Feature-Based Adaptation

These approaches transform the original features into a new feature space to minimize the domain gap, while preserving the underlying structure of the original data. Subspace-based methods construct a common intermediate representation shared between domains. Sampling Geodesic Flow (SGF) constructs a geodesic path between source and target points on a Grassmann manifold and projects data onto sampled subspaces along this path. Subspace Alignment (SA) learns a linear mapping to project the source point directly onto the target point in the Grassmann manifold. Transformation-based methods transform features to minimize discrepancies, often using metrics like MMD or KL-divergence. Transfer Component Analysis (TCA) learns a domain-invariant feature transformation by minimizing the MMD between marginal distributions in RKHS. Joint Domain Adaptation (JDA) extends TCA by simultaneously matching both marginal and conditional distributions. Reconstruction-based methods reduce domain disparity through sample reconstruction in an intermediate feature representation. Robust Visual Domain Adaptation with Low-Rank Reconstruction (RDALR) learns a linear projection to transform source samples into a space where they can be linearly represented by target domain samples.

Deep Domain Adaptation

Deep DA techniques leverage neural networks to minimize the domain gap, often employing convolutional, autoencoder, or adversarial-based architectures. These techniques are categorized into discrepancy-based, reconstruction-based, and adversarial-based adaptation.

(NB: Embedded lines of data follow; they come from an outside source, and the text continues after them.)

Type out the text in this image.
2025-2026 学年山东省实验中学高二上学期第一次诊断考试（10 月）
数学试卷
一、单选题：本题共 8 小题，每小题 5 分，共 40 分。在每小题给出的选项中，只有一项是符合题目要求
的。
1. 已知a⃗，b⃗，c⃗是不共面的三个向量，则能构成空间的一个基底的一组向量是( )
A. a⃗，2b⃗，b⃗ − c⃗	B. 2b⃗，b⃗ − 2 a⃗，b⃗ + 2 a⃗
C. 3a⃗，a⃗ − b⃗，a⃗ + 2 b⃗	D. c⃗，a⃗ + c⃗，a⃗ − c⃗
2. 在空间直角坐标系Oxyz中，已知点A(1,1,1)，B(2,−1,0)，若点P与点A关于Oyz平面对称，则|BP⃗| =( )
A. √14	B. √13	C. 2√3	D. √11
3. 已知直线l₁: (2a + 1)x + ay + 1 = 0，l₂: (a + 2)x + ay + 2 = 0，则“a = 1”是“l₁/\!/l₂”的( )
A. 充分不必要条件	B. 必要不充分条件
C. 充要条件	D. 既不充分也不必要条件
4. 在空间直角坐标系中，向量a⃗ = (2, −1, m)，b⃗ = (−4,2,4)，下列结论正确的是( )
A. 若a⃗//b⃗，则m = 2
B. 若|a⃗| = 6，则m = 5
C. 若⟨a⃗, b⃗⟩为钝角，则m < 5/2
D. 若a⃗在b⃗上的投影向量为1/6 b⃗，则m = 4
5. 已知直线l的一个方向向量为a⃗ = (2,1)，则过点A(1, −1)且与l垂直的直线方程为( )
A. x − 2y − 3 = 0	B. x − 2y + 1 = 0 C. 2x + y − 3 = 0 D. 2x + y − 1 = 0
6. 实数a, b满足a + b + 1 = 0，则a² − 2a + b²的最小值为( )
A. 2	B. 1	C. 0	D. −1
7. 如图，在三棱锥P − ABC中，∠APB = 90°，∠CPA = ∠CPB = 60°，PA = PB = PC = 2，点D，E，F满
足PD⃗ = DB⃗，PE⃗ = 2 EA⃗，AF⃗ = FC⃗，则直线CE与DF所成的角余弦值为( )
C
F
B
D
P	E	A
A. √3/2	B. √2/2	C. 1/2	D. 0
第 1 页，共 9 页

Discrepancy-Based Adaptation

Deep Adaptation Network (DAN) employs deep neural networks and Multiple Kernel MMD (MK-MMD) to align marginal distributions across domains. Deep Transfer Network (DTN) matches both marginal and conditional distributions using shared feature extraction layers and discriminative layers with classifier transduction.

Reconstruction-Based Adaptation

These methods use autoencoders to align domains by minimizing reconstruction error and learning invariant representations. Stacked Auto Encoders (SDA) extract high-level features from all available domains in an unsupervised manner. Deep Reconstruction-Classification Network (DRCN) uses an encoder-decoder network, with the encoder predicting source labels and the decoder reconstructing target samples.

Adversarial-Based Adaptation

These approaches minimize the distribution discrepancy between domains to obtain transferable, domain-invariant features. They draw inspiration from Generative Adversarial Networks (GANs). Gradient Reversal Layer (GRL) reverses gradients during backpropagation to learn domain-invariant features. Multi-Adversarial Domain Adaptation (MADA) uses multiple class-wise domain discriminators to enable fine-grained alignment of class distributions. Visual adversarial domain adaptation utilizes GANs at the pixel level (PixelDA, SimGAN), feature level (DAN), or both (CyCADA).

Conclusion

The paper presents a useful overview of the field of domain adaptation. It covers the motivations, categorizations, and common techniques used in domain adaptation. It is limited in scope by its focus on unsupervised domain adaptation. Furthermore, the overview of existing techniques is necessarily brief, and the reader is referred to the cited papers for more detailed information.